Mary Lee Carrigan says
I am so very sorry you have been chosen to walk this journey ….. definitely not one any of would choose if given our own choosing. I realize there are no words one can say. I am guess that you may already be familiar with this author, but if not …. definitely a woman you would love to know. Her name is Nancy Guthrie. She has several amazing books, but my favorite is “Holding On to Hope – a pathway through suffering to the heart of God”. She and her husband lost two precious babies and there is no denying as you read their story, only God could have ordained such a course. Definitely doesn’t make sense and beyond our comprehension …… but oh how His Might and His Faithfulness are made known. You will love her honesty. She and her husband have retreats for couples who have lost a child. I have some very close friends who went to one and they say life was restored to places of their heart that they never thought would breathe again.

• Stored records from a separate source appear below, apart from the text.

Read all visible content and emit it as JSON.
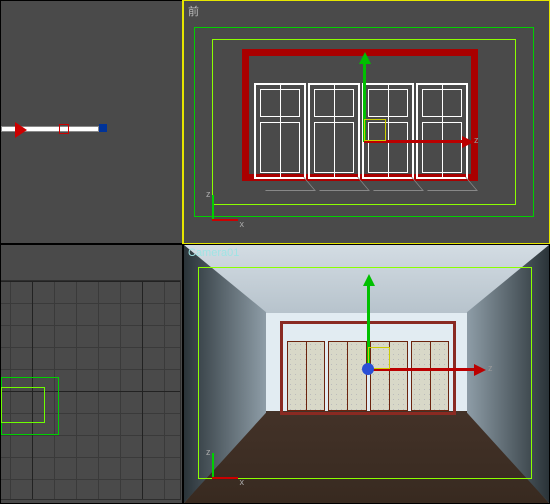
{
  "viewports": {
    "top": {
      "label": ""
    },
    "front": {
      "label": "前"
    },
    "left": {
      "label": ""
    },
    "camera": {
      "label": "Camera01"
    }
  },
  "axes": {
    "x": "x",
    "z": "z"
  },
  "gizmo": {
    "z_label": "z"
  },
  "colors": {
    "frame_red": "#a00",
    "safe_frame": "#8bff00",
    "viewport_bg": "#4a4a4a",
    "active_outline": "#e6e600"
  }
}
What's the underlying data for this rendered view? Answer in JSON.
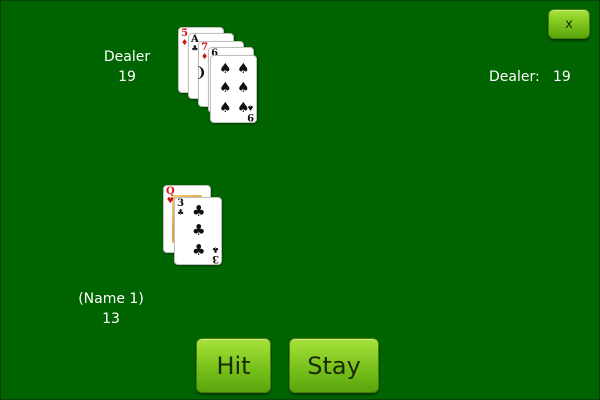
{
  "dealer": {
    "label": "Dealer",
    "score": "19"
  },
  "status": {
    "label": "Dealer:",
    "value": "19"
  },
  "player": {
    "name": "(Name 1)",
    "score": "13"
  },
  "buttons": {
    "close": "x",
    "hit": "Hit",
    "stay": "Stay"
  },
  "dealer_cards": [
    {
      "rank": "5",
      "suit": "♦"
    },
    {
      "rank": "A",
      "suit": "♣"
    },
    {
      "rank": "7",
      "suit": "♦"
    },
    {
      "rank": "6",
      "suit": "♠"
    },
    {
      "rank": "9",
      "suit": "♠"
    }
  ],
  "player_cards": [
    {
      "rank": "Q",
      "suit": "♥"
    },
    {
      "rank": "3",
      "suit": "♣"
    }
  ],
  "colors": {
    "felt": "#006400",
    "button_green": "#7cc41d"
  }
}
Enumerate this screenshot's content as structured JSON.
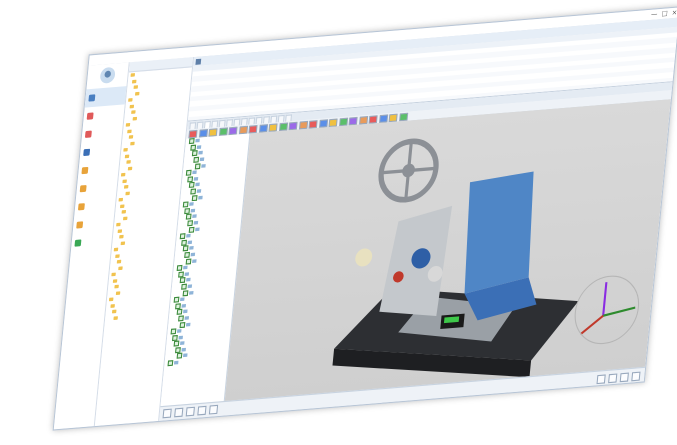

I already see His Faithfulness and His Might being displayed and woven through your heartwrenching walk. Gideon is making footprints on all of our hearts and we will never be the same.
trueworth says
Thank you Mary, yes, I cried through and clung to every single word of “Holding Onto Hope.” God has sent things to me in intervals and Nancy’s books was one of the things that was given to me at just the right time. The retreat sounds amazing, thank you sharing that, I am going to look into those!
Susan says
Sending you love and prayers
Patty Neri says
Maria
Know that we are all praying for you and the family at this time and have been throughout. God is allowing you to touch so many through the sharing of your pain. As much as you will miss having Gideon with you each day know that God will guide you through this and make you stronger for it as you are able to minister to others that will need your wisdom and understanding to help them make it through. Much love and prayer to you all.